Wednesday, November 27, 2019
Lemon Ginger Muffins
Lemon Ginger Muffins
muffins
2 cups all-purpose flour
1/2 cup granulated sugar
1 tsp baking powder
1/2 tsp baking soda
1 tsp salt
1 large egg, plus one egg white
1 cup milk
2 tsp pure vanilla extract
1 zest of lemon
2 Tbsp lemon juice
3 Tbsp ginger, grated
1 cup unsalted butter, melted, cooled
lemon ginger glaze
1 cup powdered sugar
4 - 5 tsp lemon juice
1 zest of lemon
1/2 tsp dried ginger
Preheat oven to 375 degrees, spray standard-sized muffin tin with cooking spray and set aside. In a large mixing bowl, whisk together flour, sugar, baking powder, baking soda and salt and set aside.
In a separate medium-sized mixing bowl, whisk eggs, milk, vanilla, lemon zest, lemon juice and ginger. Pour into large mixing bowl, on top of dry ingredients and then add in melted butter. Stir just until dry ingredients are fully incorporated and moist, even though batter may still be slightly lumpy.

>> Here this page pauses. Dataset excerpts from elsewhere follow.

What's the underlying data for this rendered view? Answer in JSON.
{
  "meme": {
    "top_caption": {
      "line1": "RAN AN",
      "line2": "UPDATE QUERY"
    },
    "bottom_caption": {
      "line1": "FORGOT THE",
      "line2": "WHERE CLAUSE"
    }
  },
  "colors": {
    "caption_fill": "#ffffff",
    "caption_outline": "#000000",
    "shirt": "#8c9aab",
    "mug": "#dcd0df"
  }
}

Fill each muffin tin nearly full and then bake 14–16 minutes or until tops are firm and a tester comes out with a few moist crumbs attached. Cool muffins for 5 minutes and then transfer to a wire rack. Allow muffins to cool completely.
While the muffins are cooling, stir together all of the ingredients for the glaze in a small bowl. The glaze should be thick enough so that it will coat muffins without running off, but thin enough to stick to the top. Dip each muffin into glaze and allow them to set slightly before serving.
NOTE:This recipe is great news if you don’t own a stand mixer—muffins are always better when they’re mixed by hand!